Public acceptance is key to new techniques such as gene therapy. The EU Clinical Trials Directive requires the manufacturing of all Investigational Medicinal Products (IMPs) to the standards of Good Manufacturing Practice (GMP). The project consortium includes a GMP vector production facility and clinical facilities with scientific and ethical permission to carry out human cytotoxic gene therapy trials and aims to set up Phase I clinical trials in four countries: France, the Netherlands, Sweden and the UK. Phase I trials are aimed at demonstrating the safety, or non-toxicity, of a therapy, but in some cases they can also give indications of effectiveness in treating the disease.

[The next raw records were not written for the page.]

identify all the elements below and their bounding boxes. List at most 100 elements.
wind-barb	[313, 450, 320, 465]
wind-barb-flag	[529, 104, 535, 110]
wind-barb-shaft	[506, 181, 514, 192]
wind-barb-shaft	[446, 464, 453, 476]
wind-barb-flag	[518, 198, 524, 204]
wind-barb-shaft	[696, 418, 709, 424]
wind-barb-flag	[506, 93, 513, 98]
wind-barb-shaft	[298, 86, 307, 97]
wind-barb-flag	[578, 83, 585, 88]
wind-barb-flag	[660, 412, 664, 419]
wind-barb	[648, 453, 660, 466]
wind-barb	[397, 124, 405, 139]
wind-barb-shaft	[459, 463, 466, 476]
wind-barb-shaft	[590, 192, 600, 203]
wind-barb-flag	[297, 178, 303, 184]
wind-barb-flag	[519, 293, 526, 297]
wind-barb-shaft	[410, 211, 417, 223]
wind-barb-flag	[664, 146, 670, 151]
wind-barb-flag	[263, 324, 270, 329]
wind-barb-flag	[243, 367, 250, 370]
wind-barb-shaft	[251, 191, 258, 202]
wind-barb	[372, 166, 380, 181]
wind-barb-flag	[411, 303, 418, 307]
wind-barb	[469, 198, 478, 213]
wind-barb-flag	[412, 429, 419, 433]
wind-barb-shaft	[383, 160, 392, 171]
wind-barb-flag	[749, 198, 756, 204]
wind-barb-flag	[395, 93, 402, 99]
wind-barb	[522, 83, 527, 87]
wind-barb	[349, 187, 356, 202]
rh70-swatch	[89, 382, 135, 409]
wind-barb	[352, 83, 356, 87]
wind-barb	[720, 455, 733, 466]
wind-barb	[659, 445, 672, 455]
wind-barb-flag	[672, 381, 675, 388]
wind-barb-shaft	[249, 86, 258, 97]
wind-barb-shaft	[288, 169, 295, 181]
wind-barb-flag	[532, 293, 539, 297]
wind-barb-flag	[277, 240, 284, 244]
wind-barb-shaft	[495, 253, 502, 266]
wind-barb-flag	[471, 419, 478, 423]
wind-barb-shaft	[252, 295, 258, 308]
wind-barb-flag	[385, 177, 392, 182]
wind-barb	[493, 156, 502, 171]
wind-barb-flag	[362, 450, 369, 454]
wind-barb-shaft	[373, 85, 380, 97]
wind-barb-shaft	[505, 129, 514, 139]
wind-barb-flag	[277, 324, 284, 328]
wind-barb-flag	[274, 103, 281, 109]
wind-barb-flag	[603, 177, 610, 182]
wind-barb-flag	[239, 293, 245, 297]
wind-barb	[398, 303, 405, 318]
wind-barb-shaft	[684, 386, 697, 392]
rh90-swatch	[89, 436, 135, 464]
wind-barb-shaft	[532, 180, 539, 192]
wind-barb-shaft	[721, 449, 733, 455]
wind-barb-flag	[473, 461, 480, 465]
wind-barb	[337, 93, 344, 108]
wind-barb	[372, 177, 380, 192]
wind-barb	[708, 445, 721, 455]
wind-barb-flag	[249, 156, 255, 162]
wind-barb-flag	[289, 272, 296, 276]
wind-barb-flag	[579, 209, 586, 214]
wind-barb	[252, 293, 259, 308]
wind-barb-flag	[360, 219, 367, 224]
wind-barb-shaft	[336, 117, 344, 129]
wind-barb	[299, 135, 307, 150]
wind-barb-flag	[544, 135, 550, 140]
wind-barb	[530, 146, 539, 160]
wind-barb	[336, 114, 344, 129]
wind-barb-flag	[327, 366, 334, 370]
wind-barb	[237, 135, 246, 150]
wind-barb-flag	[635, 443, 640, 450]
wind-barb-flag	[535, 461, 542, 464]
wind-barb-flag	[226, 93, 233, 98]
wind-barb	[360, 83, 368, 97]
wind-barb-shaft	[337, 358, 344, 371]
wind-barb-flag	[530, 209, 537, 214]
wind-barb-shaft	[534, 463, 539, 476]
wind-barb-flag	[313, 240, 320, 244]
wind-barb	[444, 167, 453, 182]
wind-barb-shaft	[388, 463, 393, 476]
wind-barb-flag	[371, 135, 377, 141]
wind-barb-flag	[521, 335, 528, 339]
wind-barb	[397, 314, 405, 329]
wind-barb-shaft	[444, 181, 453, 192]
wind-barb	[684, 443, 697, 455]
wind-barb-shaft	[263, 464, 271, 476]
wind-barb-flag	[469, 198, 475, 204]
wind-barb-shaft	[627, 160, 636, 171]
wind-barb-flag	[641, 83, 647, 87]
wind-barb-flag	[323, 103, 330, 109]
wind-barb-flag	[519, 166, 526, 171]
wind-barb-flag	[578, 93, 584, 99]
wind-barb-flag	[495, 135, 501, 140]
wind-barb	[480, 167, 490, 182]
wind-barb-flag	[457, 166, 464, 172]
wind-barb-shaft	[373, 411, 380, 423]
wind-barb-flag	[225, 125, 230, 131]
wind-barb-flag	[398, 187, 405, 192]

There are four steps or phases before a therapy can be used widely. “By combining four Phase I trials at once” says Professor Maitland, “GIANT researchers hope to have results of statistical significance, giving some indications before going to the Phase II stage of testing effectiveness through placebo controls.”

While second and third-generation vectors are under investigation by the project, the clinical trials will only be on older, more established first-generation vectors. The GIANT participants have a long record of EU-based scientific collaboration and expertise in generating ethically approved clinical vectors. A Scientific Advisory Board of external experts has also been recruited to the project to advise on clinical trials and ethical considerations.